Heatmap of protein levels in the vastus muscle lysates of 4 months (a) and 8-month-old (b) Ldb3^Ala165Val/+ mice and their gender-matched Ldb3^+/+ littermates (n = 5 per group; total 20 mice) detected by RPPA. Differentially expressed proteins with statistically significant fold changes are shown on the vertical axis (≥1.5-fold, corrected p ≤ 0.05). The levels of each protein are presented with colors, with blue for lowest and red for highest. See Supplementary Table 2. Only PKCα and TSC2 are known to localize at skeletal muscle Z-disc. c, d Immunoblotting analysis (blot and dot plot) of PKCα and TSC2 protein levels relative to vinculin in the vastus muscle of 4-month-old Ldb3^Ala165Val/+ mice (n = 5 and 4, respectively) and Ldb3^+/+ littermates (n = 4 and 3, respectively). e, f Immunoblotting analysis (blot and dot plot) for protein levels of PKCα and TSC2 relative to vinculin in the vastus muscle of 8-month-old Ldb3^Ala165Val/+ mice (n = 4 and 5, respectively) and Ldb3^+/+ littermates (n = 3 and 4, respectively). The error bars in dot plots are Mean (SEM) and represent triplicate assays. The two-tailed unpaired t-test comparison significant p values are shown. **p < 0.01; ***p < 0.001; ****p < 0.0001.
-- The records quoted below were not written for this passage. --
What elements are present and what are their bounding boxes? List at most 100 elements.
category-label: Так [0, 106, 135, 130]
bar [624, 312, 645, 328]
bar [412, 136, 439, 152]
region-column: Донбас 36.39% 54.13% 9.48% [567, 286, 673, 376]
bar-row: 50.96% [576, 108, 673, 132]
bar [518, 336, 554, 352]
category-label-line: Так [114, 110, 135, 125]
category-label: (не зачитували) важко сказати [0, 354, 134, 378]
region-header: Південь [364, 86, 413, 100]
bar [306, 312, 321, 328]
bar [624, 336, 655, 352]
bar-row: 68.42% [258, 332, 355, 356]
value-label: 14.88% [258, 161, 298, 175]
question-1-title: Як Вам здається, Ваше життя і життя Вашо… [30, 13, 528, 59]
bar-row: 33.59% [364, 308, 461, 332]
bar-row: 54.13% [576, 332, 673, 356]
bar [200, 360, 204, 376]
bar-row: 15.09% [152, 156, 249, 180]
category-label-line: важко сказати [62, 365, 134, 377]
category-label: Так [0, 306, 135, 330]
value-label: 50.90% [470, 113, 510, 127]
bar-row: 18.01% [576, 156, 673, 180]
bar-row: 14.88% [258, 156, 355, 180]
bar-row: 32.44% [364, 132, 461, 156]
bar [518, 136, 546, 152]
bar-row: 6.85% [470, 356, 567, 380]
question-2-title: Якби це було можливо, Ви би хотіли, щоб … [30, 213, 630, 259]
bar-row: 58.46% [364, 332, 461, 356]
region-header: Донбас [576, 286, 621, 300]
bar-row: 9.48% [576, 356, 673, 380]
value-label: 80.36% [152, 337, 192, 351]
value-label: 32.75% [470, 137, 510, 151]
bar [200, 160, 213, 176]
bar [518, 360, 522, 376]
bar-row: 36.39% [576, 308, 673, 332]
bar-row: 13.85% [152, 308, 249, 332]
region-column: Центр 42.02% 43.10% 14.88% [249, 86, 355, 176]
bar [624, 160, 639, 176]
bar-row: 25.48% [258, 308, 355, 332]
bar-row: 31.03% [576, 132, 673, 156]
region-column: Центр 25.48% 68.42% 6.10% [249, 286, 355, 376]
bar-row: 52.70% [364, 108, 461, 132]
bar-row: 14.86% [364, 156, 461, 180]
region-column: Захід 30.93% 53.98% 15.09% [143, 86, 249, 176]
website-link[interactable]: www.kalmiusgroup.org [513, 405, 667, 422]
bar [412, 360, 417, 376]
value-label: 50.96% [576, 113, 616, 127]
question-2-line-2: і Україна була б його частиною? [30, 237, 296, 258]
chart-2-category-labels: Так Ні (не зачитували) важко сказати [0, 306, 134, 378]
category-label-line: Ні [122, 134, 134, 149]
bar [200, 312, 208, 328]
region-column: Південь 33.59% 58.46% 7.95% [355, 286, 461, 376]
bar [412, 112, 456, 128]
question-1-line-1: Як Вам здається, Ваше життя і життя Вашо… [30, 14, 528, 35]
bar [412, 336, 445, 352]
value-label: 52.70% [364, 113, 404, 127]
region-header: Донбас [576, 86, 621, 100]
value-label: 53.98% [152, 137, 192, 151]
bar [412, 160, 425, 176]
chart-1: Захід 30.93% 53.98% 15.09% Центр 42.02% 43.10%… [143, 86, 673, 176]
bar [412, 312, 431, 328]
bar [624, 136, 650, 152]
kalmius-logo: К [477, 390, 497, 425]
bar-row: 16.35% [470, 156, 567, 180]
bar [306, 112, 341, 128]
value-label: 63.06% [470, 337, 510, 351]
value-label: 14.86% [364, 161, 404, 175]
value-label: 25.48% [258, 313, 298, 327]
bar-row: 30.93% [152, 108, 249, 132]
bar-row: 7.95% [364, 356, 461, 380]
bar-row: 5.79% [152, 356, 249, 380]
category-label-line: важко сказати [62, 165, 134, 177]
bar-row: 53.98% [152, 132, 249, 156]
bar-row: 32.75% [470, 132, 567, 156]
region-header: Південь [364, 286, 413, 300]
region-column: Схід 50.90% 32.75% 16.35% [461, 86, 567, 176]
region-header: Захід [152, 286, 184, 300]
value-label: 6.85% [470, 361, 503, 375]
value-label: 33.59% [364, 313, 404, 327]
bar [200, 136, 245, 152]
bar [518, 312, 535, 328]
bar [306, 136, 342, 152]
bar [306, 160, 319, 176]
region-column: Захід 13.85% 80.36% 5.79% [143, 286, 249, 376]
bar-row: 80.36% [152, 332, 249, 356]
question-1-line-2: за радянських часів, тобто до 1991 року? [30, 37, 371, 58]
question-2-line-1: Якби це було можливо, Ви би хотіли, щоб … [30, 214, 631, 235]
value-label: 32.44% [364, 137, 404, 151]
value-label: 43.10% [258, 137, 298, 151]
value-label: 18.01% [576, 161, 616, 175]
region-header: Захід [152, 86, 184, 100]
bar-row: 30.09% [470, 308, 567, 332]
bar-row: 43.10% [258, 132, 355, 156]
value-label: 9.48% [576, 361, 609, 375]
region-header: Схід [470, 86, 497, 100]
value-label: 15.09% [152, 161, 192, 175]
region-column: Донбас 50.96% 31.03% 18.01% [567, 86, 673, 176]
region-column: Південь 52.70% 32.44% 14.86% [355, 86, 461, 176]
Fig. 7. Model of proposed mechanism for protein aggregation and Z-disc disassembly by LDB3 p.Ala165Val mutation.

a, b Diagrams show LDB3 – filamin C – CASA complex interactions at skeletal muscle Z-disc relevant to MFM pathogenesis. LDB3 binds to the mechanosensor Ig 17–21 repeats (orange) in filamin C where the binding sites for the MFM-associated proteins BAG3 and myotilin, as well as a myopathy-associated integrin complex have been identified^,,. LDB3 binds to myotilin and PKCα, which regulates filamin C stability through phosphorylation (P)^–,. LDB3 interacts with HSPA8, a BAG3 partner that together with the MFM-associated HSPB8 chaperone degrades damaged filamin C through CASA pathway (adapted from). BAG3 cooperates with the HSPA8-associated ubiquitin ligase STUB1 and its partner UBE2D in the ubiquitination of chaperone-bound filamin C, which is recognized by sequestosome-1 leading to lysosomal disposal. These interactions are unaffected by the MFM-associated LDB3 p.Ala165Val mutation. c Model of LDB3 p.Ala165Val mutation effects on the integrity of LDB3 – filamin C – CASA complex interactome under mechanical strain. The activity of each protein and interaction is presented with color, blue for decrease and red for increase. An arrow indicates an activation, a bar at the end of an edge indicates an inhibitory interaction. A downward arrow within a box indicates decrease in the protein levels. Under normal conditions, LDB3 enables PKCα-mediated phosphorylation of filamin C and other interacting proteins at the Z-disc and protects these proteins from proteolysis by calpains. The CASA pathway constantly operates at the Z-disc mediating degradation of large cytoskeleton components including filamin C damaged during mechanical strain. The CASA activity depends on local mTORC1 inhibition through BAG3-recruited TSC2:TSC1 signaling. PKCα is modulated by TSC2-mTORC2 signaling and the kinase may regulate mTOR assemblies including spatial localization (dashed lines)^–. The LDB3 p.Ala165Val downregulates PKCα and TSC2-mTOR, two signaling proteins monitoring the integrity of the Z-disc assembly. Decreased PKCα promotes proteolysis by calpains leading to aggregation of damaged proteins. Reduced TSC2-mTOR together with increased strain on capacity of degradation pathway leads to impaired CASA function aggravating damaged protein aggregation, eventually leading to the Z-disc disassembly and myofibrillar disruption.